Bij dit alles komt nog dat de mainstream media en internet steeds beeldbepalender worden. Dat heeft zijn voor en tegen. Het grote nadeel is vooral dat de berichtgeving in de media maar al te vaak tendentieus en onjuist is. De reden hiervan is dat entertainment het vaak wint van nieuwswaarde, de kwaliteit van veel journalisten te wensen over laat en vooral misdaadjournalisten een schimmige positie innemen. Vandaag onving ik nog een mail van iemand die door de krant zo is “afgemaakt” dat zijn bedrijf ten dode is opgeschreven, terwijl de rechtbank nog een oordeel moet geven. En het is geen geheim dat de zaak van Louis Hagemann mij al geruime tijd in beslag neemt omdat ik de bewijsconstructie in zijn zaak ronduit schandalig vind en omdat ik zelden of nooit een sprekender voorbeeld ben tegengekomen van een zaak, waarin het beeld dat van hem door Peter R. de Vries is neergezet naar mijn stellige overtuiging zo van invloed is geweest op de rechterlijke overtuiging, dat de juridisch-technisch gezien ondermaatse bewijsconstructie daarin zijn verklaring vindt. Een ander voorbeeld, dat mij nu te binnen schiet, is overigens de zaak Holleeder. Dergelijke veroordelingen zie ik als een nederlaag voor wat de “rechtsstaat” wordt genoemd. Een rechtstaat mag nimmer capituleren voor suggestieve beeldvorming. Dat iemand het nodige op zijn kerfstok heeft, mag geen reden zijn om hem “op te knopen”.
Het is triest te moeten constateren dat we sinds Van Traa er eerder op achteruit dan op vooruit zijn gegaan. Een parlementaire enquête waarin een en ander grondig wordt onderzocht lijkt mij gelet op het voorgaande en gelet op eerder door mij genoemde redenen, bitter noodzakelijk. In die enquête dienen alle schakels in de strafrechtketen aan bod te komen en zal het streven moeten zijn om de strafrechtspleging te herijken op basis van nieuw te formuleren grondbeginselen en op basis van de uitgangspunten van artikel 6 EVRM. Daarvan zijn we nu ver verwijderd.
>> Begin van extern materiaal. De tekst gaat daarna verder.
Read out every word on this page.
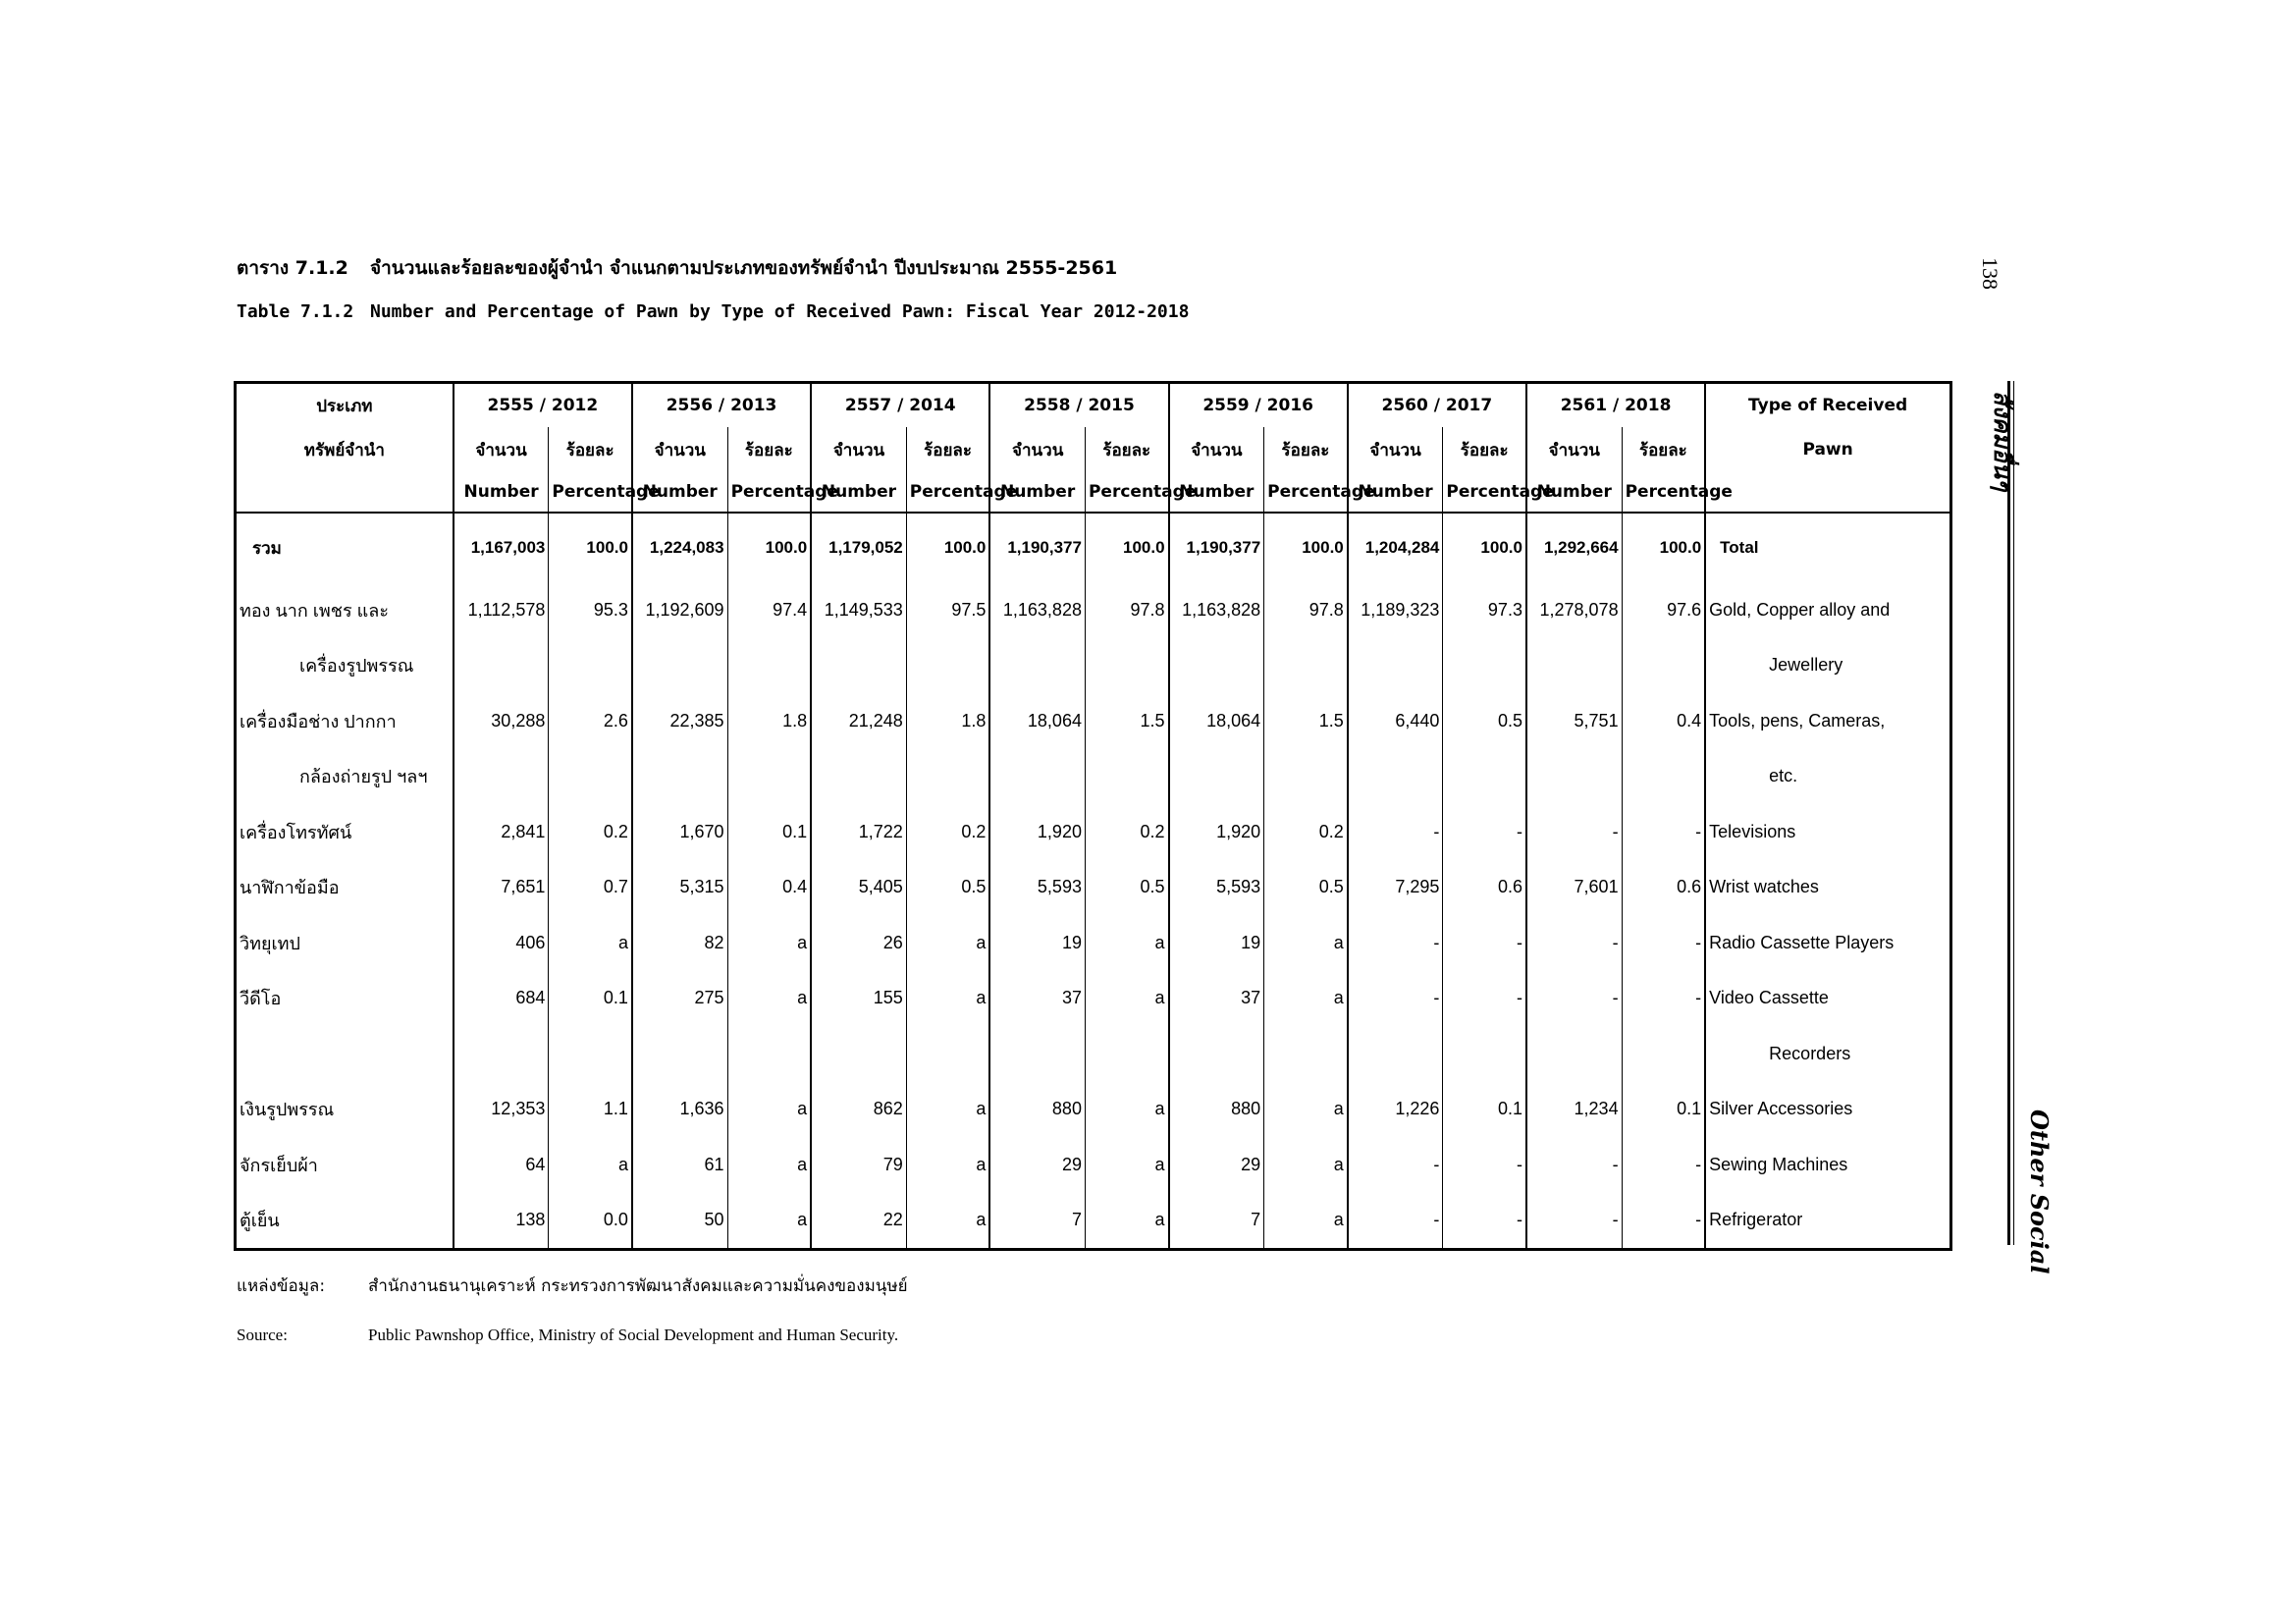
ตาราง 7.1.2 จำนวนและร้อยละของผู้จำนำ จำแนกตามประเภทของทรัพย์จำนำ ปีงบประมาณ 2555-2561
Table 7.1.2 Number and Percentage of Pawn by Type of Received Pawn: Fiscal Year 2012-2018
138
สังคมอื่นๆ
Other Social
ประเภท	2555 / 2012		2556 / 2013		2557 / 2014		2558 / 2015		2559 / 2016		2560 / 2017		2561 / 2018		Type of Received
ทรัพย์จำนำ	จำนวน	ร้อยละ	จำนวน	ร้อยละ	จำนวน	ร้อยละ	จำนวน	ร้อยละ	จำนวน	ร้อยละ	จำนวน	ร้อยละ	จำนวน	ร้อยละ	Pawn
	Number	Percentage	Number	Percentage	Number	Percentage	Number	Percentage	Number	Percentage	Number	Percentage	Number	Percentage	
รวม	1,167,003	100.0	1,224,083	100.0	1,179,052	100.0	1,190,377	100.0	1,190,377	100.0	1,204,284	100.0	1,292,664	100.0	Total
ทอง นาก เพชร และ	1,112,578	95.3	1,192,609	97.4	1,149,533	97.5	1,163,828	97.8	1,163,828	97.8	1,189,323	97.3	1,278,078	97.6	Gold, Copper alloy and
เครื่องรูปพรรณ															Jewellery
เครื่องมือช่าง ปากกา	30,288	2.6	22,385	1.8	21,248	1.8	18,064	1.5	18,064	1.5	6,440	0.5	5,751	0.4	Tools, pens, Cameras,
กล้องถ่ายรูป ฯลฯ															etc.
เครื่องโทรทัศน์	2,841	0.2	1,670	0.1	1,722	0.2	1,920	0.2	1,920	0.2	-	-	-	-	Televisions
นาฬิกาข้อมือ	7,651	0.7	5,315	0.4	5,405	0.5	5,593	0.5	5,593	0.5	7,295	0.6	7,601	0.6	Wrist watches
วิทยุเทป	406	a	82	a	26	a	19	a	19	a	-	-	-	-	Radio Cassette Players
วีดีโอ	684	0.1	275	a	155	a	37	a	37	a	-	-	-	-	Video Cassette
															Recorders
เงินรูปพรรณ	12,353	1.1	1,636	a	862	a	880	a	880	a	1,226	0.1	1,234	0.1	Silver Accessories
จักรเย็บผ้า	64	a	61	a	79	a	29	a	29	a	-	-	-	-	Sewing Machines
ตู้เย็น	138	0.0	50	a	22	a	7	a	7	a	-	-	-	-	Refrigerator
แหล่งข้อมูล:	สำนักงานธนานุเคราะห์ กระทรวงการพัฒนาสังคมและความมั่นคงของมนุษย์
Source:	Public Pawnshop Office, Ministry of Social Development and Human Security.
De woorden van Betrand Russell zouden daarbij moeten dienen als een waarschuwingssignaal:
Macht corrumpeert
Absolute macht corrumpeert absoluut
Wie dergelijke woorden ter harte neemt en over een goed beoordelingsvermogen beschikt, wordt dan vanzelf ongevoelig voor populisten als Wilders en Eerdmans. Dergelijke politici zie ik liever in een griezelkabinet dan in de politieke arena in Den Haag. Laat de media ze nu vooral een platform geven, maar zorg er voor dat er ruimte is voor discussie met mensen die kennis van zaken hebben en geef vooral de ruimte voor die discussie. Dan vallen ze vanzelf door de mand.